The letter from the attorney for my father’s estate and trust explained a number of matters in paragraph after paragraph. Then wham: “[your] life expectancy will be 18.6 years.”
Eighteen point 6 years! I better do everything I ever wanted to do. I can no longer overlook getting my affairs in order. I made an appointment with my haircutter. “Can you cut my hair short in the back but leave it long-ish on top?” As a result, I have SHORT hair.
First experiment in these final years of my life is with looking like a man (my father?) or a high powered woman (Christine Lagarde?).

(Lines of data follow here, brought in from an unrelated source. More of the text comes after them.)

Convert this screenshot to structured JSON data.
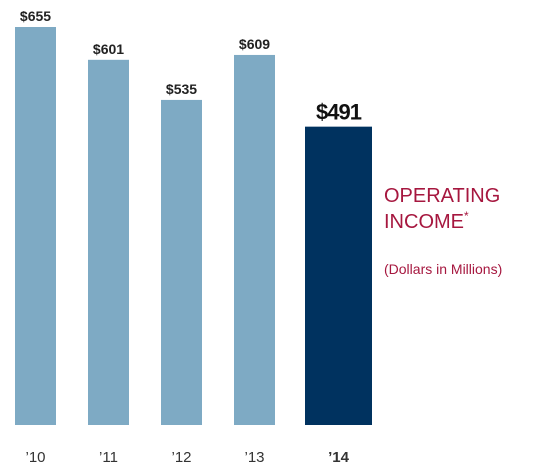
{
  "chart_data": {
    "type": "bar",
    "title": "OPERATING INCOME*",
    "subtitle": "(Dollars in Millions)",
    "categories": [
      "’10",
      "’11",
      "’12",
      "’13",
      "’14"
    ],
    "values": [
      655,
      601,
      535,
      609,
      491
    ],
    "value_labels": [
      "$655",
      "$601",
      "$535",
      "$609",
      "$491"
    ],
    "colors": [
      "#7eaac4",
      "#7eaac4",
      "#7eaac4",
      "#7eaac4",
      "#00325f"
    ],
    "title_color": "#a6173f",
    "subtitle_color": "#a6173f"
  }
}
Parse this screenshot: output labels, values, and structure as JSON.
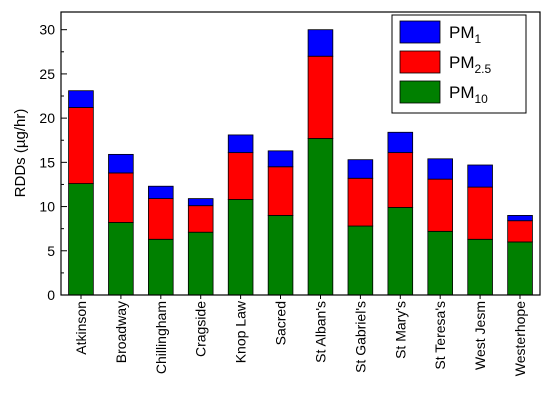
{
  "chart_data": {
    "type": "bar",
    "stacked": true,
    "ylabel": "RDDs (µg/hr)",
    "ylim": [
      0,
      32
    ],
    "yticks": [
      0,
      5,
      10,
      15,
      20,
      25,
      30
    ],
    "grid": false,
    "legend_position": "top-right",
    "categories": [
      "Atkinson",
      "Broadway",
      "Chillingham",
      "Cragside",
      "Knop Law",
      "Sacred",
      "St Alban's",
      "St Gabriel's",
      "St Mary's",
      "St Teresa's",
      "West Jesm",
      "Westerhope"
    ],
    "series": [
      {
        "name": "PM10",
        "name_main": "PM",
        "name_sub": "10",
        "color": "#008000",
        "values": [
          12.6,
          8.2,
          6.3,
          7.1,
          10.8,
          9.0,
          17.7,
          7.8,
          9.9,
          7.2,
          6.3,
          6.0
        ]
      },
      {
        "name": "PM2.5",
        "name_main": "PM",
        "name_sub": "2.5",
        "color": "#ff0000",
        "values": [
          8.6,
          5.6,
          4.6,
          3.0,
          5.3,
          5.5,
          9.3,
          5.4,
          6.2,
          5.9,
          5.9,
          2.4
        ]
      },
      {
        "name": "PM1",
        "name_main": "PM",
        "name_sub": "1",
        "color": "#0000ff",
        "values": [
          1.9,
          2.1,
          1.4,
          0.8,
          2.0,
          1.8,
          3.0,
          2.1,
          2.3,
          2.3,
          2.5,
          0.6
        ]
      }
    ]
  }
}
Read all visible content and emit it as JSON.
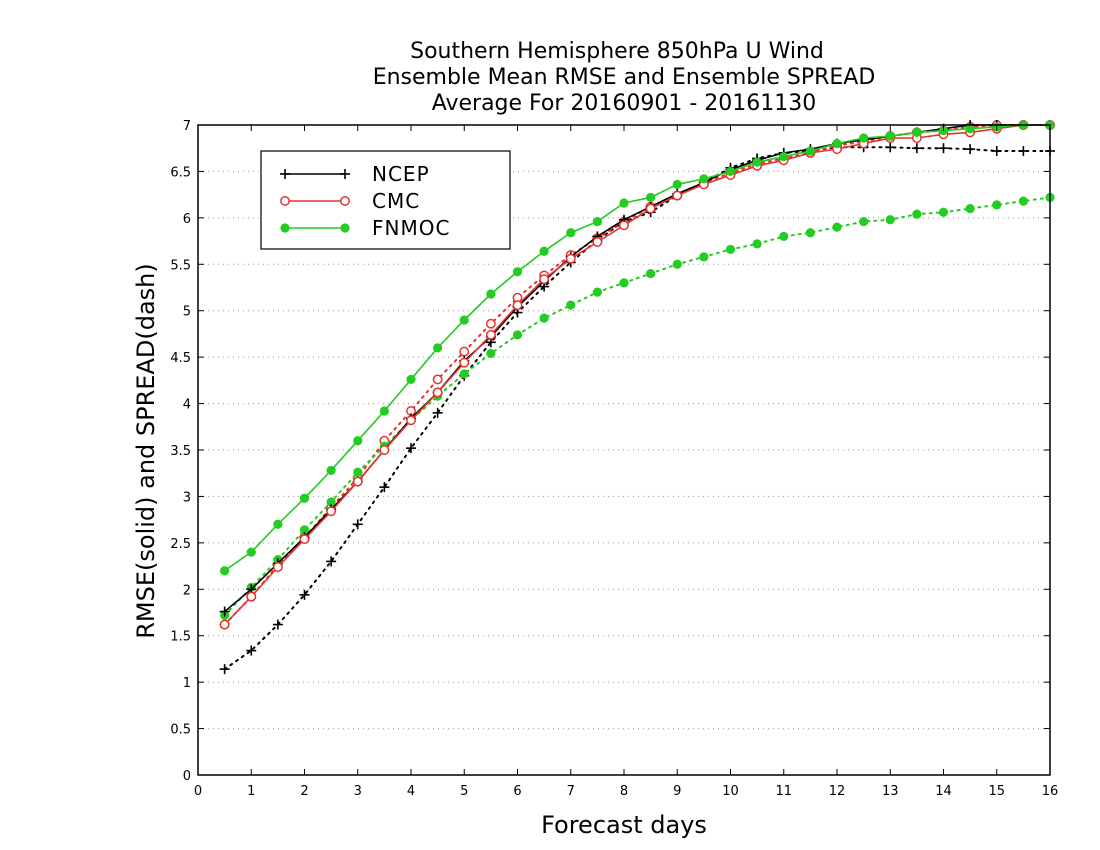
{
  "chart_data": {
    "type": "line",
    "title": [
      "Southern Hemisphere 850hPa U Wind",
      "Ensemble Mean RMSE and Ensemble SPREAD",
      "Average For 20160901 - 20161130"
    ],
    "xlabel": "Forecast days",
    "ylabel": "RMSE(solid) and SPREAD(dash)",
    "xlim": [
      0,
      16
    ],
    "ylim": [
      0,
      7
    ],
    "xticks": [
      0,
      1,
      2,
      3,
      4,
      5,
      6,
      7,
      8,
      9,
      10,
      11,
      12,
      13,
      14,
      15,
      16
    ],
    "yticks": [
      0,
      0.5,
      1,
      1.5,
      2,
      2.5,
      3,
      3.5,
      4,
      4.5,
      5,
      5.5,
      6,
      6.5,
      7
    ],
    "grid": "horizontal-dotted",
    "legend_position": "top-left",
    "x": [
      0.5,
      1,
      1.5,
      2,
      2.5,
      3,
      3.5,
      4,
      4.5,
      5,
      5.5,
      6,
      6.5,
      7,
      7.5,
      8,
      8.5,
      9,
      9.5,
      10,
      10.5,
      11,
      11.5,
      12,
      12.5,
      13,
      13.5,
      14,
      14.5,
      15,
      15.5,
      16
    ],
    "series": [
      {
        "name": "NCEP",
        "color": "#000000",
        "marker": "plus",
        "rmse": [
          1.76,
          2.0,
          2.28,
          2.56,
          2.86,
          3.16,
          3.5,
          3.84,
          4.12,
          4.46,
          4.72,
          5.04,
          5.32,
          5.58,
          5.8,
          5.98,
          6.12,
          6.26,
          6.38,
          6.52,
          6.62,
          6.7,
          6.74,
          6.8,
          6.84,
          6.88,
          6.92,
          6.96,
          7.0,
          7.02,
          7.04,
          7.06
        ],
        "spread": [
          1.14,
          1.34,
          1.62,
          1.94,
          2.3,
          2.7,
          3.1,
          3.52,
          3.9,
          4.3,
          4.66,
          4.98,
          5.26,
          5.52,
          5.76,
          5.96,
          6.06,
          6.24,
          6.38,
          6.54,
          6.64,
          6.7,
          6.72,
          6.76,
          6.76,
          6.76,
          6.75,
          6.75,
          6.74,
          6.72,
          6.72,
          6.72
        ]
      },
      {
        "name": "CMC",
        "color": "#e8312f",
        "marker": "open-circle",
        "rmse": [
          1.62,
          1.92,
          2.24,
          2.54,
          2.84,
          3.16,
          3.5,
          3.82,
          4.12,
          4.44,
          4.74,
          5.06,
          5.34,
          5.56,
          5.74,
          5.92,
          6.1,
          6.24,
          6.36,
          6.46,
          6.56,
          6.62,
          6.7,
          6.74,
          6.8,
          6.86,
          6.86,
          6.9,
          6.92,
          6.96,
          7.0,
          7.02
        ],
        "spread": [
          1.62,
          1.92,
          2.26,
          2.56,
          2.88,
          3.2,
          3.6,
          3.92,
          4.26,
          4.56,
          4.86,
          5.14,
          5.38,
          5.6,
          5.78,
          5.96,
          6.12,
          6.24,
          6.38,
          6.48,
          6.58,
          6.64,
          6.7,
          6.78,
          6.82,
          6.88,
          6.92,
          6.94,
          6.98,
          7.0,
          7.02,
          7.04
        ]
      },
      {
        "name": "FNMOC",
        "color": "#22cc22",
        "marker": "filled-circle",
        "rmse": [
          2.2,
          2.4,
          2.7,
          2.98,
          3.28,
          3.6,
          3.92,
          4.26,
          4.6,
          4.9,
          5.18,
          5.42,
          5.64,
          5.84,
          5.96,
          6.16,
          6.22,
          6.36,
          6.42,
          6.5,
          6.6,
          6.66,
          6.72,
          6.8,
          6.86,
          6.88,
          6.92,
          6.94,
          6.96,
          6.98,
          7.0,
          7.02
        ],
        "spread": [
          1.72,
          2.02,
          2.32,
          2.64,
          2.94,
          3.26,
          3.54,
          3.82,
          4.08,
          4.32,
          4.54,
          4.74,
          4.92,
          5.06,
          5.2,
          5.3,
          5.4,
          5.5,
          5.58,
          5.66,
          5.72,
          5.8,
          5.84,
          5.9,
          5.96,
          5.98,
          6.04,
          6.06,
          6.1,
          6.14,
          6.18,
          6.22
        ]
      }
    ]
  }
}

My similarities with Christine Lagarde, besides the hair cut, might start and end with the fact that we both receive monies on a regular basis from a Bretton Woods institution. Christine Lagarde’s letter from her father’s attorney would offer her 31.3 years of life (as a French woman her life expectancy is 3.7 years longer than mine and she is almost exactly 9 years younger than I am). Likely I have more in common with my father, although we now know his life expectancy exceeded what the IRS expected by 24.65 years. If those are the tables my Bretton Woods institution uses, my genetic heritage may upset the pension fund calculations.
So how many more hair cuts do I have time for? Send in your suggestions for other models, but note that I’m over Lady Di. Also there is the matter of supply. So far I have enough hair to cut, but my life supply of hair is a further unknown.